Monday, April 20, 2015

Review: 'Ultimate Star Wars'


Part of the appeal of the original Star Wars trilogy is that it was a fundamentally simple fairy tale: orphaned farm boy’s remaining family is slaughtered, so he decides to leave home and fulfill his destiny as a galaxy-liberating superhero, redeeming his evil robo-dad and hanging out with robots, a princess, a pirate, and a giant dog along the way. The twenty-first century decision to make the tale more complicated than it really needs to be necessitates a book like Ultimate Star Wars. It took four writers—Patricia Barr, Adam Bray, Daniel Wallace, and Ryder Windham—to make sense of all the minor characters, planets, and intergalactic politics the prequel trilogy and the TV series “The Clone Wars” and “Rebels” lumped into the mythology. The book attempts to follow a timeline of sorts by using the series’ multitudinous characters, locations, and hardware as springboards for summarizing the major historical events of the Star Wars universe, but its format, which involves a lot of chronological leaps, keeps the story from ever getting totally straight. Plus, the quartets’ writing tends to follow the dryness of the prequels instead of attempting to recapture the childlike fun of the original trilogy, so the book reads like a history textbook. Oh, Star Wars. How far you’ve come since the carefree days of C-3PO’s cereal and Boba Fett Underoos.

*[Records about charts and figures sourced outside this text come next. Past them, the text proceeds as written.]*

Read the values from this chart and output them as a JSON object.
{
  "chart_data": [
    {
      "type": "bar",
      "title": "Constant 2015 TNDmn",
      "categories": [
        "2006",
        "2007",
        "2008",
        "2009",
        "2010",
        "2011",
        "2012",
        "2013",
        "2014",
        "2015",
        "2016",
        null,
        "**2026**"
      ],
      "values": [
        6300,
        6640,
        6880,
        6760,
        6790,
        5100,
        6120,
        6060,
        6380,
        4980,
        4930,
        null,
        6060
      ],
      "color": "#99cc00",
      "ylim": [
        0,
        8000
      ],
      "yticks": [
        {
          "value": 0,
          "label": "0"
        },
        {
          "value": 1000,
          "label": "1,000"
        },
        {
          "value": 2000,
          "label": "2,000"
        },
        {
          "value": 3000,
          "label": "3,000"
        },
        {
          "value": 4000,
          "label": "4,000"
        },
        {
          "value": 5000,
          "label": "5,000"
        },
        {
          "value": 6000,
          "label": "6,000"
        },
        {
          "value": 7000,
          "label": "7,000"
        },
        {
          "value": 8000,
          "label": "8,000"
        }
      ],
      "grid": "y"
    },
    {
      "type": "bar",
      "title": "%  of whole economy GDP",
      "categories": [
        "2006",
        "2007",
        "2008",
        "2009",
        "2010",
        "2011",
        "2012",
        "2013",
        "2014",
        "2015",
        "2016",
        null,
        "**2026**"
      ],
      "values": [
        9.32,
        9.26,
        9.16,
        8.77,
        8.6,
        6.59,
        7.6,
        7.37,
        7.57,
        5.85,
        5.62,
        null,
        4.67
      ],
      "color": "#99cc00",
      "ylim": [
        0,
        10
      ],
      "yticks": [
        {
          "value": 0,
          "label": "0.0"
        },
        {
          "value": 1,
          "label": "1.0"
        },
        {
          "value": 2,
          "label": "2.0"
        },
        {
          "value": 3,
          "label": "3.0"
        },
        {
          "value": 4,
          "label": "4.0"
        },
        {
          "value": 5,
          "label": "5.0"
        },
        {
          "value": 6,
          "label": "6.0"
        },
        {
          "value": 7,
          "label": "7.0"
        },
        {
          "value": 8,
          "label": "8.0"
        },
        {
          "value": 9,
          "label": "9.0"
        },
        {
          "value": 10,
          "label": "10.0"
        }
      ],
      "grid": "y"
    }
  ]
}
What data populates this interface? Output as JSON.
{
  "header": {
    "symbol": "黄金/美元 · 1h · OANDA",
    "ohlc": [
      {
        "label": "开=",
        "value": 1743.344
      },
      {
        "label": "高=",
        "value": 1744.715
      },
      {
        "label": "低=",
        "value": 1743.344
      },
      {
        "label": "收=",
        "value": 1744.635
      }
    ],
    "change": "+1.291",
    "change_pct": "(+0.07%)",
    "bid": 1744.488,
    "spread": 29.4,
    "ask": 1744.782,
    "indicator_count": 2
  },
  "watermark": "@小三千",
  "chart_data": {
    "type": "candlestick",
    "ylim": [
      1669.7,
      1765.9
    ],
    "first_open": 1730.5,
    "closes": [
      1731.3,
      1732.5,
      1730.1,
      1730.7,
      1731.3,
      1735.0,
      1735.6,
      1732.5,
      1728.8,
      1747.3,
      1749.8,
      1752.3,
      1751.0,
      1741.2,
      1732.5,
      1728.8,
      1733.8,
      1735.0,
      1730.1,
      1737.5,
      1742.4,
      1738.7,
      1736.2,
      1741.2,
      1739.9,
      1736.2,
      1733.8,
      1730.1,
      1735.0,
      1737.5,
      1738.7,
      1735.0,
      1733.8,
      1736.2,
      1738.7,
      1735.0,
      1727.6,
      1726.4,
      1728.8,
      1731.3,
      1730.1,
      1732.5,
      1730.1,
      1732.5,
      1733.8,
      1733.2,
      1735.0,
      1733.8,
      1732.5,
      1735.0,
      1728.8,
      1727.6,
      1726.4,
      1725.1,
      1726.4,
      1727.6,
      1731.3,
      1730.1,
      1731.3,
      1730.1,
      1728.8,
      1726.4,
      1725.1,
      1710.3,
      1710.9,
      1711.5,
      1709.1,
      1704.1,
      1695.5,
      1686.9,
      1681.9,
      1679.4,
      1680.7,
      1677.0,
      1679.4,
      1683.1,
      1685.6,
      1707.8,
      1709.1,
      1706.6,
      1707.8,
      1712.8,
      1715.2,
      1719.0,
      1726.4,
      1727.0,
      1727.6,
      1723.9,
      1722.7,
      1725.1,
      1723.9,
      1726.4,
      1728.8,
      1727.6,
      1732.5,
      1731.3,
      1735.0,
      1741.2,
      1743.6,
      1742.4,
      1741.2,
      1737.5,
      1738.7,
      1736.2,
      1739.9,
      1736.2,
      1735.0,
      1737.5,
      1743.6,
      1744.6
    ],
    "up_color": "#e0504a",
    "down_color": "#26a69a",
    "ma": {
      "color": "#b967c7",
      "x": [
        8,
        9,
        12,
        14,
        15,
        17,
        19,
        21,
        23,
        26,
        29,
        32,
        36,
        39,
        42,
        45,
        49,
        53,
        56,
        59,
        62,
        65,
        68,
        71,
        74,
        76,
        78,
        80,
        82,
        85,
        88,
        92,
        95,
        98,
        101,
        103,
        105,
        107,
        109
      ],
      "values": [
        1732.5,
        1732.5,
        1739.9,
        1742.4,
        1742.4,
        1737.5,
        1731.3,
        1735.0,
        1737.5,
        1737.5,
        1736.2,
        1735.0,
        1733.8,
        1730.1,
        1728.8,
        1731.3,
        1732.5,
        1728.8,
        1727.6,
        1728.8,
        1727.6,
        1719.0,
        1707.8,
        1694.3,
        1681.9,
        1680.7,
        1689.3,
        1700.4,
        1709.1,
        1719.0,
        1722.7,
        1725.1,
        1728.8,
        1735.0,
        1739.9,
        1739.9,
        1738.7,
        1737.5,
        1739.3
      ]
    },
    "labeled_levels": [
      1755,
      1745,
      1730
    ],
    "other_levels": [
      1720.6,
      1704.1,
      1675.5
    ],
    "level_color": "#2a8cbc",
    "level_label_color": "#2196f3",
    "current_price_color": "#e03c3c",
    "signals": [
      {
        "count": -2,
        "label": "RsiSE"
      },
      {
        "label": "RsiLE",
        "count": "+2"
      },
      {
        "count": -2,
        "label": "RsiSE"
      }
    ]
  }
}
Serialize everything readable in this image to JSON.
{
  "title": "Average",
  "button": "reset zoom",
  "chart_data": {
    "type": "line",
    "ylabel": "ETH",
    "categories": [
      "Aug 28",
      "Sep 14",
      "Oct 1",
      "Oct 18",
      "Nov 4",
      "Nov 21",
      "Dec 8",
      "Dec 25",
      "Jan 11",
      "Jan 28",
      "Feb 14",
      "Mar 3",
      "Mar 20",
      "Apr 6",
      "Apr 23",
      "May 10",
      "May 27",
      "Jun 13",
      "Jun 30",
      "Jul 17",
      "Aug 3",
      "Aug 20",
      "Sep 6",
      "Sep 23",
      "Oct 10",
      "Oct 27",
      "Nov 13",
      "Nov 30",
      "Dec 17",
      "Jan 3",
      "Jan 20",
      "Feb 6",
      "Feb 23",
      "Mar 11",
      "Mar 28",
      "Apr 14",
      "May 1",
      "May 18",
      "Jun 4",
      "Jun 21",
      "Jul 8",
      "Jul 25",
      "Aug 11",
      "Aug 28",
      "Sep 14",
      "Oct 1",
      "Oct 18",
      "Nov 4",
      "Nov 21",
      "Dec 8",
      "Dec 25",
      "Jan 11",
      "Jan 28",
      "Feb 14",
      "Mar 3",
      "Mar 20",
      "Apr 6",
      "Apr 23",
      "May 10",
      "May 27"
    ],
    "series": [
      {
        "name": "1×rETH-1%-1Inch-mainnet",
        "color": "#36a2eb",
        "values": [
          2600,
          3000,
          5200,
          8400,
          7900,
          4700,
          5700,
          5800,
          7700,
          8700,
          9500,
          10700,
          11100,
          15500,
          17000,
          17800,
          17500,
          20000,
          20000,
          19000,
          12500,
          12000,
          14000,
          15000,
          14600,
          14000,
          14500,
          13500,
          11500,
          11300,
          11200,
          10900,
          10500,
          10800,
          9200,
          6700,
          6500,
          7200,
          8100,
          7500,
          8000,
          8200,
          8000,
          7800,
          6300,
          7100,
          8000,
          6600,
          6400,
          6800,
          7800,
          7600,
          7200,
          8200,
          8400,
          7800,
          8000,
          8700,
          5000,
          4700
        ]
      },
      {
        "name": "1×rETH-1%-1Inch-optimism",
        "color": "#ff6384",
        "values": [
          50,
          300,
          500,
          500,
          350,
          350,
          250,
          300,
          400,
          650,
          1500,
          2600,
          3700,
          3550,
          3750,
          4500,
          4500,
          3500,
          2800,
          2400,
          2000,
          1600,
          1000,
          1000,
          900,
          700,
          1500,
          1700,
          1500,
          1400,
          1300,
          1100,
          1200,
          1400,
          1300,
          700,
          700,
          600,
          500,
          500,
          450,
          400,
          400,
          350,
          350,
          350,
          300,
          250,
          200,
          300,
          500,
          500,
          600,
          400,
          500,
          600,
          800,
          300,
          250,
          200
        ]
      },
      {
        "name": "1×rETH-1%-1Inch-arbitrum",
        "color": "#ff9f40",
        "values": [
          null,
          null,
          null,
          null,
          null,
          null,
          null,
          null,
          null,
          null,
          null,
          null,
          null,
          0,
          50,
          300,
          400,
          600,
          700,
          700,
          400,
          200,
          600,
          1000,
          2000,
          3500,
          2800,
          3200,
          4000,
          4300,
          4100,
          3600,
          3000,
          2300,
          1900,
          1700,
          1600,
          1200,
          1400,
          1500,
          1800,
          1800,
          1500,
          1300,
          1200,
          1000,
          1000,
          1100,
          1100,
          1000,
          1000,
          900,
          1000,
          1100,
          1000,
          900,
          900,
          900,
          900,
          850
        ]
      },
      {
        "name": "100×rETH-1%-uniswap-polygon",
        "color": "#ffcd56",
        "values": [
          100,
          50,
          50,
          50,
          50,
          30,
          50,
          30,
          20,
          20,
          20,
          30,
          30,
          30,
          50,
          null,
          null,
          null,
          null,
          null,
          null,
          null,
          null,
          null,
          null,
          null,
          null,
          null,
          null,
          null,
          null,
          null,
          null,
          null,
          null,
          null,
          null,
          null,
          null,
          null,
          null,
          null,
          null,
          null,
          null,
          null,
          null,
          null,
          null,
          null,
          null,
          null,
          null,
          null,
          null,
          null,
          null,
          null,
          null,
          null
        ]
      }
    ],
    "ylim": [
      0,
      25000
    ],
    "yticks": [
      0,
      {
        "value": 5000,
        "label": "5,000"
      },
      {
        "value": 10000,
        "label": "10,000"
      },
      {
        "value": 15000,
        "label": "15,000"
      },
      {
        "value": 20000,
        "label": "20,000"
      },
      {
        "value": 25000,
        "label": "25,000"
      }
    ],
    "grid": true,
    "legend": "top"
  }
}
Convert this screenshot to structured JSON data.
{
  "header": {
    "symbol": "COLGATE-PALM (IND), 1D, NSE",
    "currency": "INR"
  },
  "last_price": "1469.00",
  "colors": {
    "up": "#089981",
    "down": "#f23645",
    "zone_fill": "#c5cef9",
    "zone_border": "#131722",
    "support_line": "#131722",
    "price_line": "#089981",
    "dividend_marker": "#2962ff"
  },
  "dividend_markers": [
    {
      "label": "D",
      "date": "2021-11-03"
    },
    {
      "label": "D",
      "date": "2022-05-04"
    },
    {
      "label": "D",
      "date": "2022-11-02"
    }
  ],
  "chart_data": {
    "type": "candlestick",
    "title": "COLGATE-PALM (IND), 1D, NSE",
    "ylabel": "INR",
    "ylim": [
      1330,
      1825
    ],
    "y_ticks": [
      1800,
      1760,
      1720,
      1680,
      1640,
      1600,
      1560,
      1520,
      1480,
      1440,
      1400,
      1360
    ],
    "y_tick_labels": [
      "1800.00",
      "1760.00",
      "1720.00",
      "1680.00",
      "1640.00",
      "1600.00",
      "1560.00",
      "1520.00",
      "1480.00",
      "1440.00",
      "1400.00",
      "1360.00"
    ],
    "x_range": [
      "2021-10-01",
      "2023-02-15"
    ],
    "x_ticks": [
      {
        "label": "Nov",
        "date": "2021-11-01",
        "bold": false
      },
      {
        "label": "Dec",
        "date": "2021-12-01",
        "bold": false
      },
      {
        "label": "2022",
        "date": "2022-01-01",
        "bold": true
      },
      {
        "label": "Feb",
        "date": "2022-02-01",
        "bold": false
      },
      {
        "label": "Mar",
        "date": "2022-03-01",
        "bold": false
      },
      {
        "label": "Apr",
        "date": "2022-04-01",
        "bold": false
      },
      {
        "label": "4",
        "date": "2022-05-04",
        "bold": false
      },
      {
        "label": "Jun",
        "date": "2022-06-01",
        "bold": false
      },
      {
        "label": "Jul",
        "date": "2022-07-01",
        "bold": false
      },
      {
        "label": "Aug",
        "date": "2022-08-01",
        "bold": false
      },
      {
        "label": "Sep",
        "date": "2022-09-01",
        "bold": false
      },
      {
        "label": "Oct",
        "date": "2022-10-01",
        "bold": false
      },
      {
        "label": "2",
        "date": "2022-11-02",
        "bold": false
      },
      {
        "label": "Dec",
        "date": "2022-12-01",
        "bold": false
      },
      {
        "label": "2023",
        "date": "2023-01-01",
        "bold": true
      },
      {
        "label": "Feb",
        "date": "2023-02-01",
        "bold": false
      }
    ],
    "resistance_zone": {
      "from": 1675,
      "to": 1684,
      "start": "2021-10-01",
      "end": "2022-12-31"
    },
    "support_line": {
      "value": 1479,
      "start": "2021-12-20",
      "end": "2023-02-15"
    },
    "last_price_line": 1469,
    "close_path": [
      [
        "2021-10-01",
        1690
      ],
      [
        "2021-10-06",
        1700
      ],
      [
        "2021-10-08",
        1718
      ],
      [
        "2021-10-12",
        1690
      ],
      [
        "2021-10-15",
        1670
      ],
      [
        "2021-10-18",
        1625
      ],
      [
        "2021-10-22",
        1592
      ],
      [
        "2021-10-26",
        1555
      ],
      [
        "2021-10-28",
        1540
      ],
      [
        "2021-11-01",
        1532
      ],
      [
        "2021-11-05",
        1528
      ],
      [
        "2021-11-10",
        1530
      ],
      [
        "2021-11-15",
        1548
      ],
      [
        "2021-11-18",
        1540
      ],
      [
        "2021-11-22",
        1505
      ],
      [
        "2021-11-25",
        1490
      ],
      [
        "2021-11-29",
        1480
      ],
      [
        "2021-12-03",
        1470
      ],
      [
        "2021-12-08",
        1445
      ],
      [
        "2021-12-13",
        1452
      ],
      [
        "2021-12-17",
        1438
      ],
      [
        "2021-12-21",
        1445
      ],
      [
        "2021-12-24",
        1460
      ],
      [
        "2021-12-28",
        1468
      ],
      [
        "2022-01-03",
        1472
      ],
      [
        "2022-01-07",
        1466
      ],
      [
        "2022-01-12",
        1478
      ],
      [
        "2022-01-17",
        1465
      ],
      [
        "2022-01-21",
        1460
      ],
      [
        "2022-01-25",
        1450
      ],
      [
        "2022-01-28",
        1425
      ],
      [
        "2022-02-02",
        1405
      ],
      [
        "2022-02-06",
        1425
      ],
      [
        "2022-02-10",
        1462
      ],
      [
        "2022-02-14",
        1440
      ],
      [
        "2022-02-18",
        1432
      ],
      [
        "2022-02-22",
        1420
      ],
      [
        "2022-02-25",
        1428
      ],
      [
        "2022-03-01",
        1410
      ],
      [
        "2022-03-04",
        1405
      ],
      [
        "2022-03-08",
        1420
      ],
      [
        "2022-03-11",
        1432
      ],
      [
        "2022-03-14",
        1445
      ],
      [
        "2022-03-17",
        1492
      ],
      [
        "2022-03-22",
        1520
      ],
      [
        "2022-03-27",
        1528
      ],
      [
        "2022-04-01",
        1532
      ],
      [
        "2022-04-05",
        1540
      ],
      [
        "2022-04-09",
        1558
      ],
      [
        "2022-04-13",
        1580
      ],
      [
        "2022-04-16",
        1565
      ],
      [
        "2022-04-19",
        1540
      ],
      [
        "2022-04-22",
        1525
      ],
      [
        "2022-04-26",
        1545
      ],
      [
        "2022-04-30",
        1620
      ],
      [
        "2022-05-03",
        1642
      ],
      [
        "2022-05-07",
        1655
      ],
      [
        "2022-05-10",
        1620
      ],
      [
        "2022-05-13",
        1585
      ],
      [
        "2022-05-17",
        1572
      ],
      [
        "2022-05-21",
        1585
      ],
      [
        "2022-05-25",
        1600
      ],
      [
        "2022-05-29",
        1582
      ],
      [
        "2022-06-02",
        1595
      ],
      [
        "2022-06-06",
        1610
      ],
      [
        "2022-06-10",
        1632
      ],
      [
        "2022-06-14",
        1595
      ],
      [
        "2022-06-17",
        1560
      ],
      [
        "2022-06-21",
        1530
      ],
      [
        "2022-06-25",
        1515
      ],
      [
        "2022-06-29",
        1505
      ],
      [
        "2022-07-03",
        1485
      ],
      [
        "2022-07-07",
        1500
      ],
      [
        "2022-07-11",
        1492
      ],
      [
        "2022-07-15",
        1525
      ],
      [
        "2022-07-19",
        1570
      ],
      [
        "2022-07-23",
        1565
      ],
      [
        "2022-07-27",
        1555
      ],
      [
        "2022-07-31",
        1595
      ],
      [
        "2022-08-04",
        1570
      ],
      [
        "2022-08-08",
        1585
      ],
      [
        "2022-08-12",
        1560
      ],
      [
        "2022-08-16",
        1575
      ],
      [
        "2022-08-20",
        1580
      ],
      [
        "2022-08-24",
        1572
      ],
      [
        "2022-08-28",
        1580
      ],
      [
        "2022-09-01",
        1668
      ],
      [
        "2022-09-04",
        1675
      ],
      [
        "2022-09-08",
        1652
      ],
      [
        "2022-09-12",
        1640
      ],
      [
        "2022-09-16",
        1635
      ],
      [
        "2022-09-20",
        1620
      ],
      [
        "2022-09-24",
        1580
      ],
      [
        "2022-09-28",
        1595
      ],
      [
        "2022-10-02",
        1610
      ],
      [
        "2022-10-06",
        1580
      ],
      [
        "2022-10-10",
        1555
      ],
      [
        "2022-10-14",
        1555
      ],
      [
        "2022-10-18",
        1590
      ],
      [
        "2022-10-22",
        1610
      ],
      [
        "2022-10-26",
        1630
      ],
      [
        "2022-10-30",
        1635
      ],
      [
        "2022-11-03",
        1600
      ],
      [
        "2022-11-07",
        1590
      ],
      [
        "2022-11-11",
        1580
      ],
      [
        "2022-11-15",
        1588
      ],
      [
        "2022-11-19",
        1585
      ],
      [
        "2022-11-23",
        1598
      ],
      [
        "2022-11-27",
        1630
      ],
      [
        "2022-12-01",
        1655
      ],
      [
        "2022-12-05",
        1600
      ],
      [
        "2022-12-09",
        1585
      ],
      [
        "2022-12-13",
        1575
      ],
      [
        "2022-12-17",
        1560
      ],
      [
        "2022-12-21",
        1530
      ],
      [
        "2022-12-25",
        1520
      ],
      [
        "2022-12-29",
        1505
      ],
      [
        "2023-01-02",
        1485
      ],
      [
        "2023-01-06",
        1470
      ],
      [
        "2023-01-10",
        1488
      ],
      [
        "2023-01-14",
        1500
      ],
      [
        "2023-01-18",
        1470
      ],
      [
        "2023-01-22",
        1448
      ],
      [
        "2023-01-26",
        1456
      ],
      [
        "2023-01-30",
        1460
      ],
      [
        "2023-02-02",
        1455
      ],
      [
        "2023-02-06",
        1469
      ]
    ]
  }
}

The writing and format issues are not necessarily deal breakers, since Ultimate Star Wars is a coffee table book at heart, and it is definitely a great-looking one, overstuffed with big color photos of some of cinema’s most colorful characters. And I assure you that with the  exception of a few background characters (Death Star Droid, Snaggletooth, Ree-Yees, etc.) they are all present and accounted for. Hello, Lobot! Hello, Porkins! Hello, Zuckuss 4-Lom! Hello, 4-Lom Zuckuss! Hello, Imperial Officer that Darth Vader chokes for mouthing off! Hello, Cliff Clavin! There is also a smattering of neat behind-the-scenes snaps. The most priceless one is easily a shot of Irvin Kershner, Darth Vader, and IG88 snuggling together to say cheese.” It is adorable.

My fellow original trilogy purists should beware that this book really rubs our noses in the “Special Editions” and prequels. It is so excessive that the guy who wore heavy makeup to play Governor Tarkin at a far distance in Revenge of the Sith is used to illustrate that character’s section instead of Peter Cushing. The section on Jabba’s palace contains a still of the universally loathed— and Jedi-free— “Jedi Rocks” song-and-dance number. The one on Greedo contains a shot of the CG laser leaving his pistol before Han Solo has a chance to shoot first. And I thought George Lucas’s relinquishment of Star Wars to Disney would have brought an end to this kind of thing. How naïve I am.